13 Families: Life After Columbine is set for an August 7th DVD release and the trailer is powerful. While many films have been made about or inspired by the 1999 high school massacre (Michael Moore’s Bowling For Columbine, last year’s We Need To Talk About Kevin), for the very first time we will get to see families of the Columbine victims as they are today, and hear about the way those events shaped their lives.
13 Families: Life After Columbine
The Denver Post offered this review of the film:
In many ways the doc is a rebuff to the media blitz. This movie doesn’t spend time asking ‘Why?’ — a question that led to a glut of stories, some necessary, others sensational, and theories about killers Eric Harris and Dylan Klebold. Instead, with the families’ help, the movie poses ‘Hows?’… Five years in the making, ’13 Families’ shows that the grieving do emerge from anguish — choosing different paths, perhaps. While all 13 families agreed to participate in the documentary in some fashion, not all wanted to be on camera. All, however, have bestowed audiences with a telling mosaic of loss, memory and, if not moving on, moving forward ever mindful of what was lost. And taken.
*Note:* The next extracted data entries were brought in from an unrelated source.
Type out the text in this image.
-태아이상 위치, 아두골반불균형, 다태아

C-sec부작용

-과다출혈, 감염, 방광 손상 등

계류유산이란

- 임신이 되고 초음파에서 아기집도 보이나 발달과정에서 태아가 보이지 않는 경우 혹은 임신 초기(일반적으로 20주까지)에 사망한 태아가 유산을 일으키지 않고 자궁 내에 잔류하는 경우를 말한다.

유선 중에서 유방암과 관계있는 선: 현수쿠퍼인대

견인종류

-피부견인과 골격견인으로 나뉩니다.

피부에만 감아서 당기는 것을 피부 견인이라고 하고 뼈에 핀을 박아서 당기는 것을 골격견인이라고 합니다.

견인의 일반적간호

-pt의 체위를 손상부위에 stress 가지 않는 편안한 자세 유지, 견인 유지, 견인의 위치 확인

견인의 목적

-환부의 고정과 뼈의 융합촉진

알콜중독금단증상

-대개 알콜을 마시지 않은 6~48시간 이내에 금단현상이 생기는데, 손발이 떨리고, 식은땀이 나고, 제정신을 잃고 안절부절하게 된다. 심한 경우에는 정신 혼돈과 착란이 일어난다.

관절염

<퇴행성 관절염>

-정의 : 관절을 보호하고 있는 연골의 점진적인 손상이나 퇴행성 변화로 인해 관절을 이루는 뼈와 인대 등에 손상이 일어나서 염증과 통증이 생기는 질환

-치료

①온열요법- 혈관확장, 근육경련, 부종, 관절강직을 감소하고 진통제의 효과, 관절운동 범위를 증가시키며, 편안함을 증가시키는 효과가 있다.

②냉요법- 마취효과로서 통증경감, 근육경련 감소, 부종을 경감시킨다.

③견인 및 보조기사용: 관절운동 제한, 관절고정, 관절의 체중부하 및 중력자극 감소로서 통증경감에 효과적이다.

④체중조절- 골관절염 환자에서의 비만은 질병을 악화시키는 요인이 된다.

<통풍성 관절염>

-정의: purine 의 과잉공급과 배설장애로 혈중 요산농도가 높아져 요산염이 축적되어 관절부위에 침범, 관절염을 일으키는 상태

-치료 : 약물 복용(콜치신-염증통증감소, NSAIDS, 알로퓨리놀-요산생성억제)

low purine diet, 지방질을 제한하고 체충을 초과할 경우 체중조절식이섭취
Read more here and check out other films on the subject here.
I’m very interested in this film. It’s not a subject that we’re all thrilled to hear about (because the memories– even for those of us not directly affected– are so painful), but it’s so important that we continue this dialogue. I like that the film is also taking a more personal approach to the Columbine tragedy, so that we don’t forget that violence always has deeply personal effects.